役不足? 役者不足?

役不足?役者不足?

 正しい日本語に関するテレビ番組というのはもはや定番の企画になり、定期的に放送されています。そういった番組の中でよく問題になるのが「役不足」の誤用についてです。

 「役不足」とは、その人の実力に比べて与えられた役割が軽すぎることを意味しますが、実際はその逆の意味で誤用されていることが多いようです。
 言葉というものは時代とともに変化していくものですが、言葉の意味を正しく伝えていくこともまた大切なことだと思います。

対義語は役者不足?

 ネットで「役不足」の対義語として「役者不足」という言葉を目にしたことがあります。しかしながら私はこの単語を慣用句として使っているのを一度も聞いたことがなく、小説やその他活字メディアにおいても目にしたことがありません。辞書にも載っていないことから、歴史の浅い造語の一種であると考えます。
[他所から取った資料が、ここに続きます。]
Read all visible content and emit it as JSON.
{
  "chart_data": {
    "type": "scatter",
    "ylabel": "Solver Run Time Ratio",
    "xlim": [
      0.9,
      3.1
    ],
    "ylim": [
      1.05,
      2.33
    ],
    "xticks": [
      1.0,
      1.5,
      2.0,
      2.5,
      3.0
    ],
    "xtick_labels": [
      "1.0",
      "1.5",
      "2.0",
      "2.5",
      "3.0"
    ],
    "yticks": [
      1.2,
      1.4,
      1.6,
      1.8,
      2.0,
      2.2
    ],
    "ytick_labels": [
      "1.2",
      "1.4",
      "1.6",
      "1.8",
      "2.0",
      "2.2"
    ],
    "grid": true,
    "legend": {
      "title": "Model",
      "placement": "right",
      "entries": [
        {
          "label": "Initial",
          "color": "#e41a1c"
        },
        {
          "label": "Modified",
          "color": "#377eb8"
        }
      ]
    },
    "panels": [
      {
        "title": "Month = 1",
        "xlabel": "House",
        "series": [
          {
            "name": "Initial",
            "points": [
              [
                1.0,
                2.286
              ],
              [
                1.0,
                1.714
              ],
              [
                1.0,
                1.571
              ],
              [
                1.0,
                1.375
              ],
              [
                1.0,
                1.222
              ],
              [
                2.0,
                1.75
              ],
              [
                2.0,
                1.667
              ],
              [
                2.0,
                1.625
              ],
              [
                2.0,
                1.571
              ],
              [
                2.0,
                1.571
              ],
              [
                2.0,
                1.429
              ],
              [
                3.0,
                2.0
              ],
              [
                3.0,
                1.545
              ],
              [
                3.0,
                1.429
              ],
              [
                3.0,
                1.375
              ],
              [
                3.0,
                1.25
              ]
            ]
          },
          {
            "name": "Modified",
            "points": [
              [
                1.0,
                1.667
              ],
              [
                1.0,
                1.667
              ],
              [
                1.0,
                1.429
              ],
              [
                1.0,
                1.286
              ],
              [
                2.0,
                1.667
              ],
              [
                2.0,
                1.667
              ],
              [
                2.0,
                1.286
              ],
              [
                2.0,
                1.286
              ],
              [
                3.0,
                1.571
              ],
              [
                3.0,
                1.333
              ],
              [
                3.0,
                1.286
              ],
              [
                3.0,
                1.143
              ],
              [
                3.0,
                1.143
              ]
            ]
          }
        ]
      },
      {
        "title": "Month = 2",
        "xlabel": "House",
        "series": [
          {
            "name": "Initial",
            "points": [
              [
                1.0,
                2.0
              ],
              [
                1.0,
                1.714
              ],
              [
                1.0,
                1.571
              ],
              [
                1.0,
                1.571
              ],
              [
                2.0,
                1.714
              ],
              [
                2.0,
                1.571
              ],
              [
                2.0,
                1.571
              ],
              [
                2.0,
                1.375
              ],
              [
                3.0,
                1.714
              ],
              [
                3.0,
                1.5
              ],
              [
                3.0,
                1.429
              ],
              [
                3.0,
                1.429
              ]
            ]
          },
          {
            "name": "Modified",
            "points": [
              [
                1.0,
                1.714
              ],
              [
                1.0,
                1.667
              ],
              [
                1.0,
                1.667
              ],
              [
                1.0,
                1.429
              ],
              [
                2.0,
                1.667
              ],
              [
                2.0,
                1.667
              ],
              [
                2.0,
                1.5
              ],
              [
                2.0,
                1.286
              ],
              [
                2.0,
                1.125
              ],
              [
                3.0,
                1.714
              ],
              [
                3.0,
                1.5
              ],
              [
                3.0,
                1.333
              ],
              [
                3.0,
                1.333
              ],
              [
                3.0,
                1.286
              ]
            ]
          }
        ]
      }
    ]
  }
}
 ネットで少し調べてみると、昔は辞書に載っていたが、ほとんど使われることがなくなったため辞書から姿を消した、という説もあるようですが、「役不足」という比較的使われる言葉の対義語として存在していたならわざわざ辞書から消すとは思えず、またこれだけ誤用が広まっている中、辞書編纂に携わる日本語のプロたちが、対義語としての「役者不足」を辞書に復活させない理由もないと思うので、この説は根拠としては少し弱いように感じられます。

 というわけで、誤用の意味での「役不足」に代わる言葉を使いたいときは、意味合いが若干異なりしっくりこないかもしれませんが、「力不足」という表現や「格」という単語を使って言い換えるのが無難だと思います。